Let's consider for a moment what IBM achieved under Louis Gerstner, as this was a big influence on Nokia. For many Nokia executives, IBM was not just a case study, not just an example, it was an idol. When IBM picked up and left the commoditized hardware industry in 2005, selling the ThinkPad and related sub-brands to Lenovo, IBM proved that it was possible to re-invent and refocus a company. Elephants could indeed dance. Old business models and ways of working would have to be placed to the side to make way for change.
IBM placed more emphasis on services leading up to and after the end of the IBM PC era. And Nokia executives realized that the same changes which took place in the PC industry would smack the handset business within a few years as well. It was time to prepare the company for similar changes. Nokia executives talked more and more about software and services. The company was reorganized adn re-reorganized. An "S&S" unit was created, service related companies were acquired. Maps, music, money, and more. Acquired growth. Organic growth. All options were on the table. The checkbook was out. Employees were shuffled around.
So now it appears that the IBM-ification of Nokia is nearing completion. While I had predicted that a large Chinese vendor would likely buy Nokia's handset business when the time came, Microsoft serves the same purpose: one potential Nokia strategy is complete. I'll even offer some conjecture now and say that Microsoft will further sell off much of what they are buying from Nokia, getting rid of factories and logistics and perhaps even the feature phone unit altogether.
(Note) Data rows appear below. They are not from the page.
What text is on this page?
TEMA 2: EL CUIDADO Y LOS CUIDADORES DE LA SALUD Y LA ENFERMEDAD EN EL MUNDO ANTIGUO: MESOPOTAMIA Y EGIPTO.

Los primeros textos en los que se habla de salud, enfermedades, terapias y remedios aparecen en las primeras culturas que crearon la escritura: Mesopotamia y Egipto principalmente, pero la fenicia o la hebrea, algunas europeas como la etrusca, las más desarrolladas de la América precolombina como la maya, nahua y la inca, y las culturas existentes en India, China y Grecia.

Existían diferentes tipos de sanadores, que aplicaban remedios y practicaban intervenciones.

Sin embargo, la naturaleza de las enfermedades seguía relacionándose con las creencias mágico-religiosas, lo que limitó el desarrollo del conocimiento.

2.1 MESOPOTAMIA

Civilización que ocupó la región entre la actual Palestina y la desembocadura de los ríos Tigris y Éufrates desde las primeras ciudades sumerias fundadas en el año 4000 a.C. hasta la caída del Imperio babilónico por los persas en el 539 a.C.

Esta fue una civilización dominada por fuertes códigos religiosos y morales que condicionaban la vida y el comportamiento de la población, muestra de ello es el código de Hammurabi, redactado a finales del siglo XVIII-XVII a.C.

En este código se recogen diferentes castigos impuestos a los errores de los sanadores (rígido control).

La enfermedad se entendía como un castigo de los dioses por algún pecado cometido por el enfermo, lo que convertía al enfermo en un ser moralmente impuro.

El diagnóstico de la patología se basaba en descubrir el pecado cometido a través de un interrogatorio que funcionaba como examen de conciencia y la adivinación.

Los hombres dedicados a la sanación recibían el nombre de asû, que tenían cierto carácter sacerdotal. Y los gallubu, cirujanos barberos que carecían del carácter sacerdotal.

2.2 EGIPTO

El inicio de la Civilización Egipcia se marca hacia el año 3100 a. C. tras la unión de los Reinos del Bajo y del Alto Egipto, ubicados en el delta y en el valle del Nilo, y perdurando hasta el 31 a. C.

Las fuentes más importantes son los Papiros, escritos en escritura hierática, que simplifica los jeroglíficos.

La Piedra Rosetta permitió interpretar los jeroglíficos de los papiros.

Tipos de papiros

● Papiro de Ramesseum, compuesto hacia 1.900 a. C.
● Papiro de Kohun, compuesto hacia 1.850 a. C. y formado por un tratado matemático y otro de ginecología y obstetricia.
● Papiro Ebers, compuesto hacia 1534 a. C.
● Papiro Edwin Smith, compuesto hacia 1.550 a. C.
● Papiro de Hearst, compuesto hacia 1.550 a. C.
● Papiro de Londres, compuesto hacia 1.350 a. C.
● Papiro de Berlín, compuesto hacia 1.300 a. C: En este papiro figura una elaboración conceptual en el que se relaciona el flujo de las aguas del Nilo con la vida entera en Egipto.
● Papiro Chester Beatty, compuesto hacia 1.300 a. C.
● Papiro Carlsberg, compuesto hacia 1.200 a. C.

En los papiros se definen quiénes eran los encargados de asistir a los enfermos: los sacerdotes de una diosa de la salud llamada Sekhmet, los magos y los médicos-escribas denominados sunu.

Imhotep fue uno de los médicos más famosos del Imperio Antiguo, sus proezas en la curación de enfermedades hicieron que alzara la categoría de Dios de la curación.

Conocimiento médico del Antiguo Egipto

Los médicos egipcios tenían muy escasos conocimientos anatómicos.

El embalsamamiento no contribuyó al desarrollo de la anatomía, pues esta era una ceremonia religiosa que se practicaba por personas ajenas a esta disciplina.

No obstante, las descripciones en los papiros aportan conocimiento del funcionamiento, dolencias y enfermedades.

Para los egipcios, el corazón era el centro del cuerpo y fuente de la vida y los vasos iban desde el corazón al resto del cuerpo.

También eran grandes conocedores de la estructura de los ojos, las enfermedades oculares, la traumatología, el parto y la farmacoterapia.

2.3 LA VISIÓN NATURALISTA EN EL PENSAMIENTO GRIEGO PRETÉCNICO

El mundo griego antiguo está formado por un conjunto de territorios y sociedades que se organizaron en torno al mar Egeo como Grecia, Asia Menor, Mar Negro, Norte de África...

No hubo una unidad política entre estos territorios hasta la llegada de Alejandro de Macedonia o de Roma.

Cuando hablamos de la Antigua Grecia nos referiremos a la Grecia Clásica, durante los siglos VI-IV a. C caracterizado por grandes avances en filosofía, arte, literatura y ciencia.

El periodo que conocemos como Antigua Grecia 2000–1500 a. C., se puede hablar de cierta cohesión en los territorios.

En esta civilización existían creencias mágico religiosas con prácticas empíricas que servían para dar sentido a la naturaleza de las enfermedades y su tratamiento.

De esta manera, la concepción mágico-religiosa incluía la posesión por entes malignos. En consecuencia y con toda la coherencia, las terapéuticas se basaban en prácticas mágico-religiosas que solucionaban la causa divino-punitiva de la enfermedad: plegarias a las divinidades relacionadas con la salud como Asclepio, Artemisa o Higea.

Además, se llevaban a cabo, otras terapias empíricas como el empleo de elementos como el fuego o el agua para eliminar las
There is already some speculation that Nokia proper might re-enter the smartphone business with Nokia-branded Android devices in 2015. I'm not buying that unless there is some fantastic value-added they can discover. By 2015, smartphone ASPs and margins will have slipped further down toward the bottom of the consumer electronics life cycle. With luck, Nokia will be deeply busy with services and solutions, working with hardware and platform vendors of all sorts: smartphone manufacturers and auto makers, cloud-based internet services and big-data gatherers.
Next on deck is BlackBerry, a company I already predicted would soon leave hardware behind for services of some kind. Perhaps some vendor looking for a world stage will license the BlackBerry brand.
And prepare for more placement changes from vendors such as Apple and Samsung. As any fund investor knows, past performance is no guarantee of future results. When the company that completely dominated an industry only a few years ago essentially exits the business, it's time to get ready to jump to the next hot thing.
I think about the recent news articles covering a potential strategy shift at the world's largest shipping company, Maersk, where executives talk about moving away from the shipping business to more profitable services. I commend their foresight. I've heard Maersk described as the IBM of Denmark, and that Danish elephant is getting ready to dance. And more.
You see, elephants have to do more than dance these days: they have to reach new heights.